Pular para o conteúdo

Multi-Cloud Storage

Este conteúdo não está disponível em sua língua ainda.

Pipe writes Parquet files to any supported storage provider. The destination is configured via the bucket URI in your pipeline YAML.

ProviderURI schemeExtra requiredBackend
Local filesystemfile://nonebuilt-in
Amazon S3s3://pip install dataspoc-pipe[s3]s3fs
Google Cloud Storagegs://pip install dataspoc-pipe[gcs]gcsfs
Azure Blob Storageaz://pip install dataspoc-pipe[azure]adlfs

All cloud storage access is handled by fsspec, which provides a unified interface across providers.

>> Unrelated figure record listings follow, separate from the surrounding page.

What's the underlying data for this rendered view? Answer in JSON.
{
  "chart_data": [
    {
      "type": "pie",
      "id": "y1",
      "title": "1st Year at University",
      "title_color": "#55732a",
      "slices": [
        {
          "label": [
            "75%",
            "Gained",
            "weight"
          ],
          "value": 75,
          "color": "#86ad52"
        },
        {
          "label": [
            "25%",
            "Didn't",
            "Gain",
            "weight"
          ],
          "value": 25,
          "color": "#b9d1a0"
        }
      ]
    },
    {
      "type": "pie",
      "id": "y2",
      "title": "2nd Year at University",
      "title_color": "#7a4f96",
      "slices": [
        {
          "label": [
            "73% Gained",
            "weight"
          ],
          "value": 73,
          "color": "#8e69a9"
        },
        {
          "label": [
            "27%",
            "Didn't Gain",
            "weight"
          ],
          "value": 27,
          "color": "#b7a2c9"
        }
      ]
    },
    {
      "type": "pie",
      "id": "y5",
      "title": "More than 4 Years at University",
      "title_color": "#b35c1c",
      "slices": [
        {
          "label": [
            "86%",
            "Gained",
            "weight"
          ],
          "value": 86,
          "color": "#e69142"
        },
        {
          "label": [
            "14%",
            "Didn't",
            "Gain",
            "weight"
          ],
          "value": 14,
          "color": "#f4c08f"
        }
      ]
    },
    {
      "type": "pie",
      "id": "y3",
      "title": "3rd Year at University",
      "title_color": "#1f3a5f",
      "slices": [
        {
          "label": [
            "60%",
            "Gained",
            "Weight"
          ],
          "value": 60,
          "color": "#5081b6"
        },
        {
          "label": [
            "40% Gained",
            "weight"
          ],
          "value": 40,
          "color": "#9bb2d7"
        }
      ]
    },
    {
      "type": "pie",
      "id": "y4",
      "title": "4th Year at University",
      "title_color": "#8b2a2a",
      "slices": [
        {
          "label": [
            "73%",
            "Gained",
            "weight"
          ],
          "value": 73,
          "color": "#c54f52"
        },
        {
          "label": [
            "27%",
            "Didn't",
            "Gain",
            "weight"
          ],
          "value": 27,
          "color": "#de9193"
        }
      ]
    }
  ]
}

No extra install or credentials needed. Useful for development and testing.

destination:
bucket: file:///tmp/lake
path: raw
compression: zstd
/tmp/lake/
.dataspoc/manifest.json
raw/csv/orders/dt=2025-01-20/orders_0000.parquet
Terminal window
pip install dataspoc-pipe[s3]

Pipe uses the standard AWS credential chain. Configure one of the following:

Environment variables:

Terminal window
export AWS_ACCESS_KEY_ID=AKIAIOSFODNN7EXAMPLE
export AWS_SECRET_ACCESS_KEY=wJalrXUtnFEMI/K7MDENG/bPxRfiCYEXAMPLEKEY
export AWS_DEFAULT_REGION=us-east-1

AWS CLI profile:

Terminal window
aws configure

IAM instance role (EC2/ECS/Lambda):

No configuration needed. Credentials are provided automatically by the instance metadata service.

IAM role with SSO:

Terminal window
aws sso login --profile my-profile
export AWS_PROFILE=my-profile
destination:
bucket: s3://my-company-datalake
path: raw
compression: zstd

The IAM principal needs these S3 permissions on the bucket:

{
"Effect": "Allow",
"Action": [
"s3:PutObject",
"s3:GetObject",
"s3:DeleteObject",
"s3:ListBucket"
],
"Resource": [
"arn:aws:s3:::my-company-datalake",
"arn:aws:s3:::my-company-datalake/*"
]
}
Terminal window
pip install dataspoc-pipe[gcs]

Service account key:

Terminal window
export GOOGLE_APPLICATION_CREDENTIALS=/path/to/service-account.json

Application default credentials (local development):

Terminal window
gcloud auth application-default login

Attached service account (GCE/Cloud Run/GKE):

No configuration needed. Credentials come from the metadata server.

destination:
bucket: gs://my-company-datalake
path: raw
compression: zstd

Grant the service account the Storage Object Admin role (roles/storage.objectAdmin) on the bucket, or a custom role with:

  • storage.objects.create
  • storage.objects.get
  • storage.objects.delete
  • storage.objects.list
Terminal window
pip install dataspoc-pipe[azure]

Connection string:

Terminal window
export AZURE_STORAGE_CONNECTION_STRING="DefaultEndpointsProtocol=https;AccountName=...;AccountKey=...;EndpointSuffix=core.windows.net"

Account name and key:

Terminal window
export AZURE_STORAGE_ACCOUNT_NAME=mystorageaccount
export AZURE_STORAGE_ACCOUNT_KEY=base64encodedkey==

Managed identity (Azure VM/App Service/Functions):

No configuration needed. adlfs uses the managed identity automatically.

Azure CLI:

Terminal window
az login
export AZURE_STORAGE_ACCOUNT_NAME=mystorageaccount
destination:
bucket: az://my-container
path: raw
compression: zstd

You can create multiple pipelines for the same source writing to different buckets:

pipelines/orders-s3.yaml
source:
tap: tap-postgres
config: /home/you/.dataspoc-pipe/sources/orders.json
destination:
bucket: s3://primary-lake
path: raw
# pipelines/orders-gcs.yaml
source:
tap: tap-postgres
config: /home/you/.dataspoc-pipe/sources/orders.json
destination:
bucket: gs://backup-lake
path: raw

Regardless of the provider, Pipe always writes the same directory layout:

<bucket>/
.dataspoc/
manifest.json # Table catalog
state/<pipeline>/state.json # Incremental bookmarks
logs/<pipeline>/<timestamp>.json # Execution logs
<path>/
<source>/<table>/
dt=<partition_value>/
<table>_0000.parquet # Data files

This consistent structure is the contract between Pipe and downstream tools like DataSpoc Lens.